Wikipedia says:

MPEG4-MVC compresses both left and right eye views with a typical 50% overhead compared to equivalent 2D content, and can provide full 1080p resolution backward compatibility with current 2D Blu-ray Disc players.

So if a Blu-Ray 3D is completely backwards compatible to a regular Blu-Ray, why do all consumer Blu-Ray-3D packages contain a 2D as well as a 3D disc? Is that just marketing (so people will even buy it if they don’t yet have a 3D-capable setup) or is there some technical reason behind this?

  • Disk allocation and production is part of A/V production, so I think this is safely on topic, particularly since there is a real production reason why this is.
    – AJ Henderson
    Dec 3, 2013 at 21:43

3 Answers 3


Disk space. The 3d content takes more space so there is generally not enough room for special features. The 2d special features are only on the 2d disk. They take up the room that the second eye takes on the 3d disk. They could make a special features only disk, but this is generally more expensive since it requires another master and another production line. It's more cost effective and better marketing to just include the 2D copy.

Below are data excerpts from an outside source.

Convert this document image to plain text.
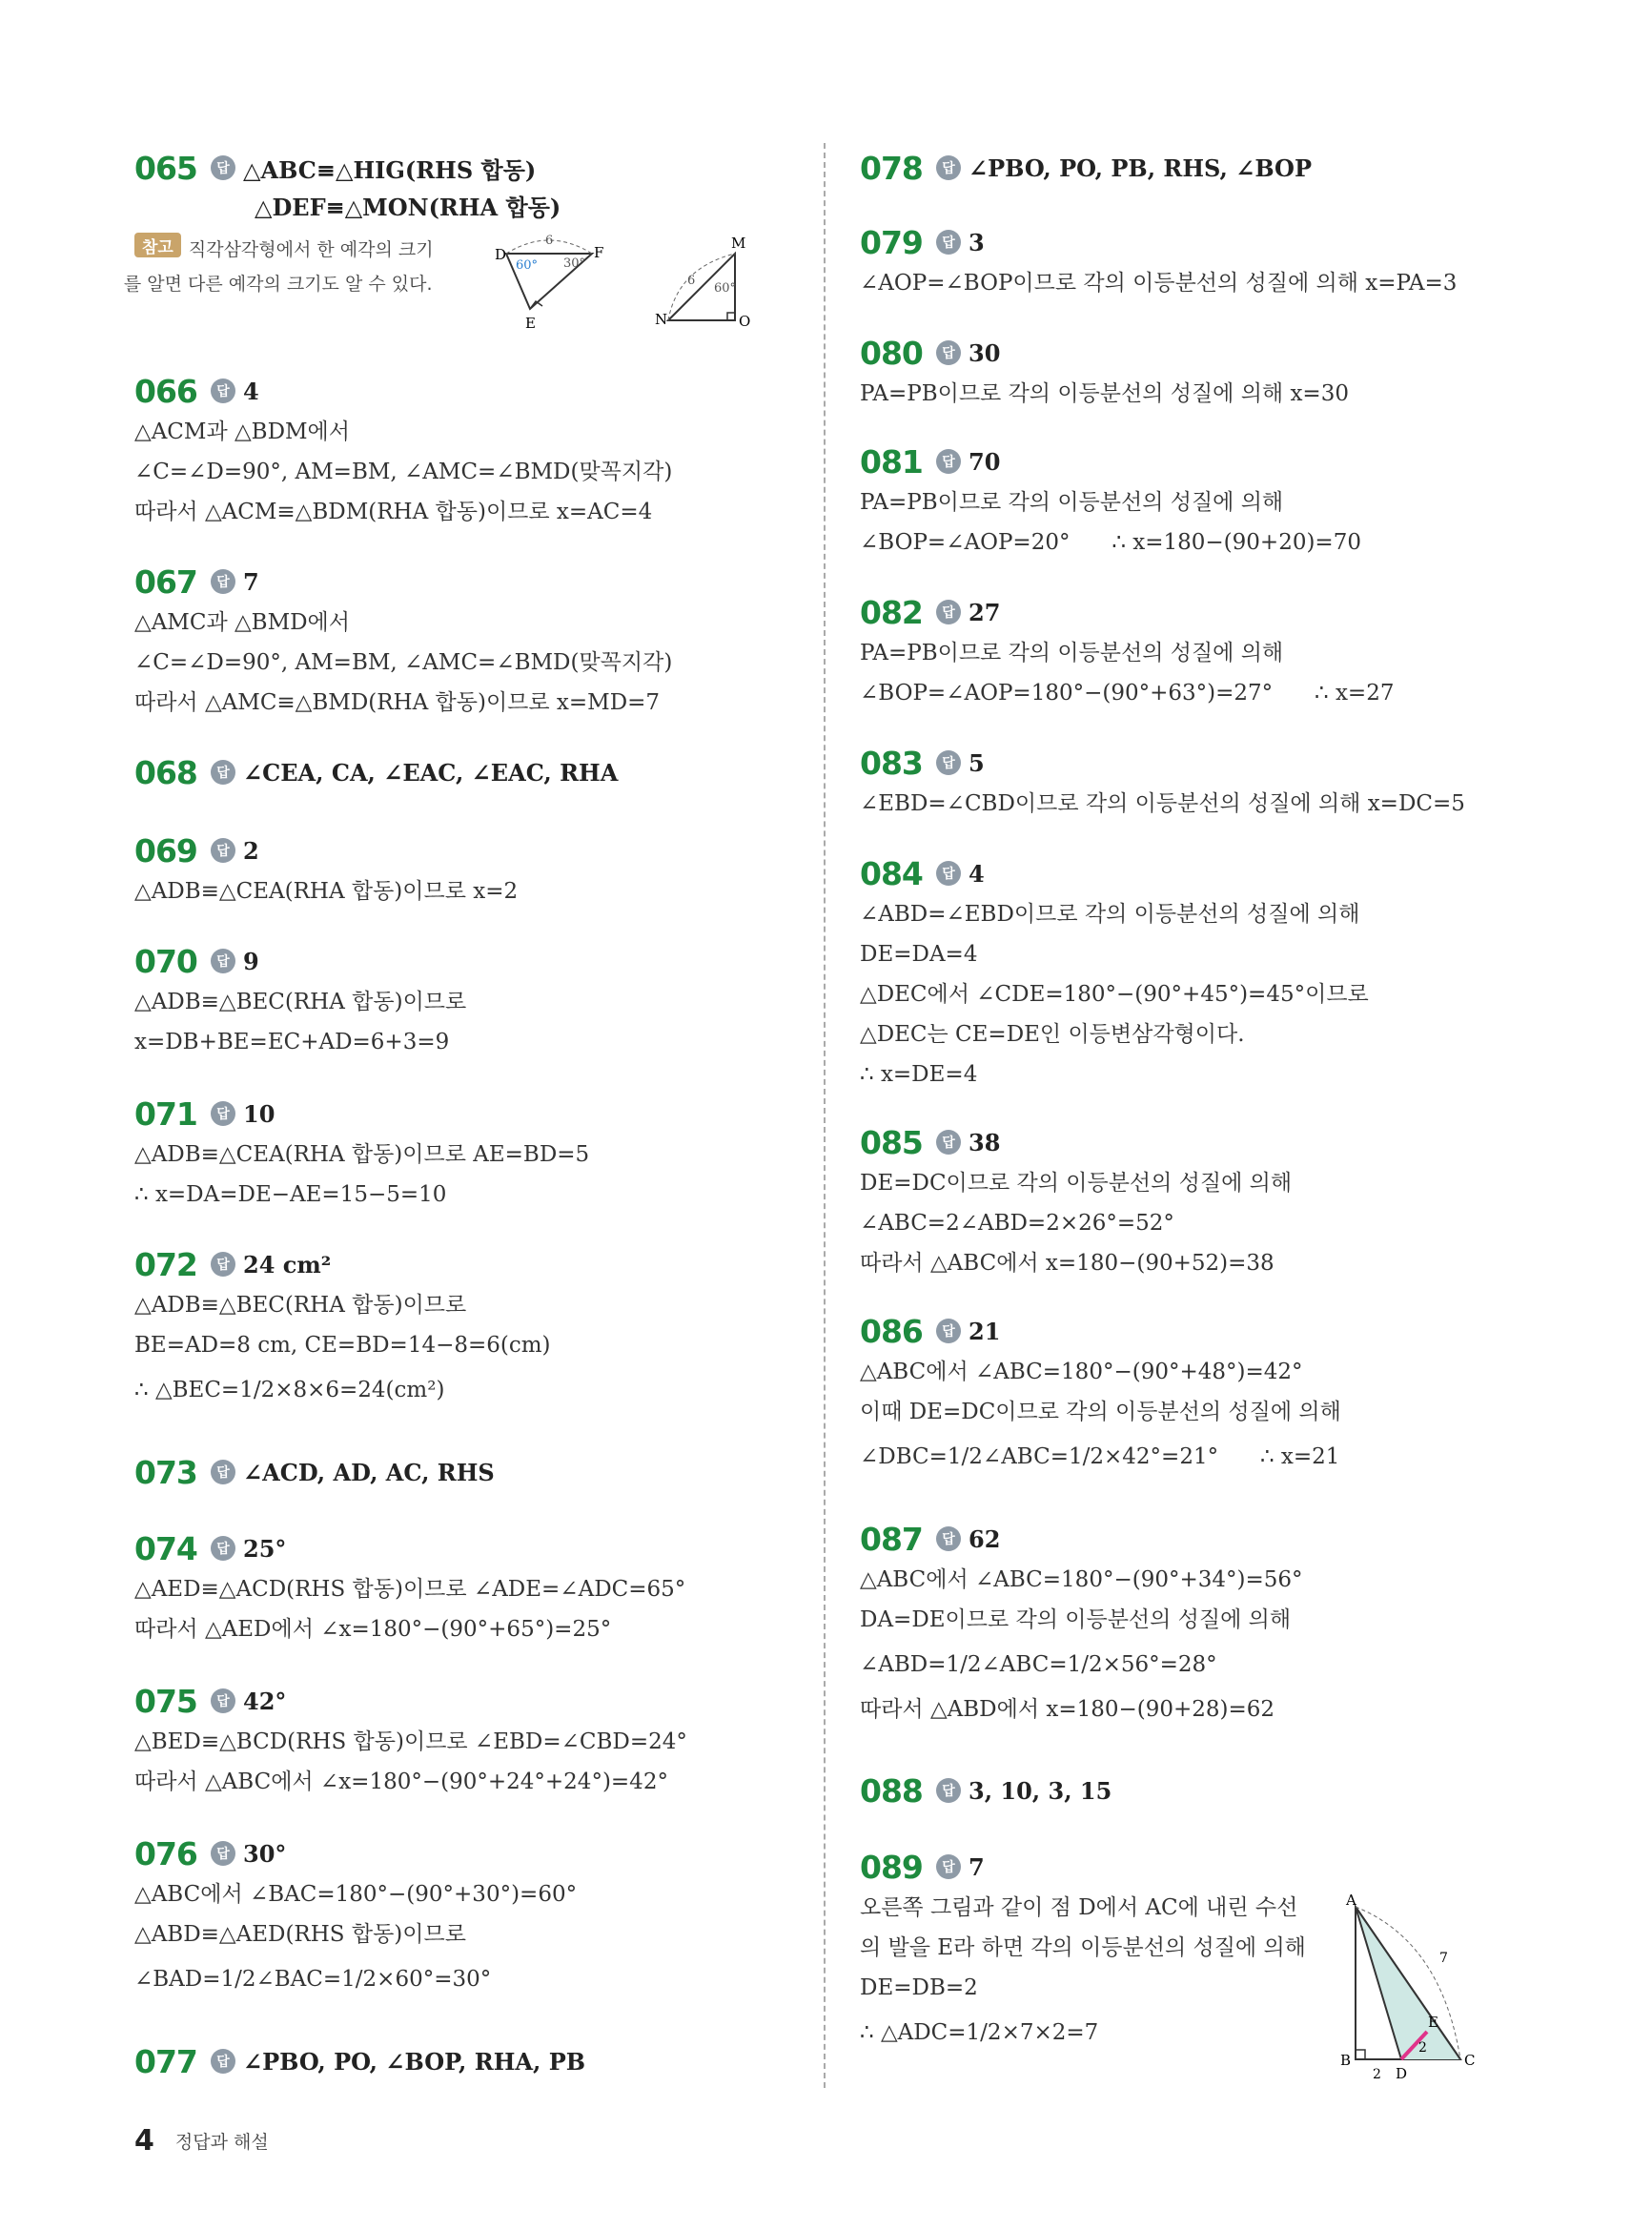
065	답 △ABC≡△HIG(RHS 합동)
△DEF≡△MON(RHA 합동)
참고 직각삼각형에서 한 예각의 크기
를 알면 다른 예각의 크기도 알 수 있다.
D	F
E
6
60° 30°
M
N	O
6
60°
066	답 4
△ACM과 △BDM에서
∠C=∠D=90°, AM=BM, ∠AMC=∠BMD(맞꼭지각)
따라서 △ACM≡△BDM(RHA 합동)이므로 x=AC=4
067	답 7
△AMC과 △BMD에서
∠C=∠D=90°, AM=BM, ∠AMC=∠BMD(맞꼭지각)
따라서 △AMC≡△BMD(RHA 합동)이므로 x=MD=7
068	답 ∠CEA, CA, ∠EAC, ∠EAC, RHA
069	답 2
△ADB≡△CEA(RHA 합동)이므로 x=2
070	답 9
△ADB≡△BEC(RHA 합동)이므로
x=DB+BE=EC+AD=6+3=9
071	답 10
△ADB≡△CEA(RHA 합동)이므로 AE=BD=5
∴ x=DA=DE−AE=15−5=10
072	답 24 cm²
△ADB≡△BEC(RHA 합동)이므로
BE=AD=8 cm, CE=BD=14−8=6(cm)
∴ △BEC=1/2×8×6=24(cm²)
073	답 ∠ACD, AD, AC, RHS
074	답 25°
△AED≡△ACD(RHS 합동)이므로 ∠ADE=∠ADC=65°
따라서 △AED에서 ∠x=180°−(90°+65°)=25°
075	답 42°
△BED≡△BCD(RHS 합동)이므로 ∠EBD=∠CBD=24°
따라서 △ABC에서 ∠x=180°−(90°+24°+24°)=42°
076	답 30°
△ABC에서 ∠BAC=180°−(90°+30°)=60°
△ABD≡△AED(RHS 합동)이므로
∠BAD=1/2∠BAC=1/2×60°=30°
077	답 ∠PBO, PO, ∠BOP, RHA, PB
078	답 ∠PBO, PO, PB, RHS, ∠BOP
079	답 3
∠AOP=∠BOP이므로 각의 이등분선의 성질에 의해 x=PA=3
080	답 30
PA=PB이므로 각의 이등분선의 성질에 의해 x=30
081	답 70
PA=PB이므로 각의 이등분선의 성질에 의해
∠BOP=∠AOP=20°      ∴ x=180−(90+20)=70
082	답 27
PA=PB이므로 각의 이등분선의 성질에 의해
∠BOP=∠AOP=180°−(90°+63°)=27°      ∴ x=27
083	답 5
∠EBD=∠CBD이므로 각의 이등분선의 성질에 의해 x=DC=5
084	답 4
∠ABD=∠EBD이므로 각의 이등분선의 성질에 의해
DE=DA=4
△DEC에서 ∠CDE=180°−(90°+45°)=45°이므로
△DEC는 CE=DE인 이등변삼각형이다.
∴ x=DE=4
085	답 38
DE=DC이므로 각의 이등분선의 성질에 의해
∠ABC=2∠ABD=2×26°=52°
따라서 △ABC에서 x=180−(90+52)=38
086	답 21
△ABC에서 ∠ABC=180°−(90°+48°)=42°
이때 DE=DC이므로 각의 이등분선의 성질에 의해
∠DBC=1/2∠ABC=1/2×42°=21°      ∴ x=21
087	답 62
△ABC에서 ∠ABC=180°−(90°+34°)=56°
DA=DE이므로 각의 이등분선의 성질에 의해
∠ABD=1/2∠ABC=1/2×56°=28°
따라서 △ABD에서 x=180−(90+28)=62
088	답 3, 10, 3, 15
089	답 7
오른쪽 그림과 같이 점 D에서 AC에 내린 수선
의 발을 E라 하면 각의 이등분선의 성질에 의해
DE=DB=2
∴ △ADC=1/2×7×2=7
A
B	C
D
E
7
2
2
4 정답과 해설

  • Why does making a special-features-only disc require a new master while a 2D disc does not? Doesn’t every version with different content require a new master? Dec 4, 2013 at 7:30
  • 1
    @RaphaelSchweikert - yes, but most often the 2D disc is the same as the non-3d retail version, so they would make that disk anyway. They don't just sell all 3d versions because it doesn't make sense to include the 3D disk when someone doesn't want it (extra cost) and because the convention is to charge extra for the 3d version. If they ever stop charging extra, we may see them just release the 3d version and not bother with a 2d, but currently that isn't the market direction.
    – AJ Henderson
    Dec 4, 2013 at 14:09

One aspect that I hadn’t considered when posting the question: For this to work, the 2D version would have to be somehow be “contained” in the 3D version. I wasn’t considering that this might not be true at all.

What 3D-MVC being backwards-compatible to 2D-AVC actually means is that a non-3D-capable decoder will “see” either the left or right eye track of the 3D version.

It’s possible that a proper 2D version doesn’t match either of those.

That is especially true for movies not initially produced in 3D and not captured with stereo cameras. 3D conversion is often easier to do by slightly modifying the perspective of the 2D version for both the left and the right eye. The end result being that neither side exactly matches the original 2D version.


My guess is that because you spent a lot of money for the 3d equipment, they know you ARE going to buy 3d products no matter what the cost. The companies include the 2d versions to lessen the pain of the cost giving you the illusion they are not screwing you. It is about how much money goes into their pockets, not about how much content goes in the packaging.

  • Except that doesn't hold up. Lots of people buy 2d stuff even for their 3d player and either way, if they "knew we would buy 3d" then they don't need to include a 2d disk. The fact is that there isn't space for content on the 3d disk (because of the extra size) that can fit on the 2d disk and it isn't economical to make a special disk for special features when it is already on a 2d disk. Mastering is the expensive part of a production disk run. The disks themselves are simply stamped from the master. Fewer production lines = better bottom line.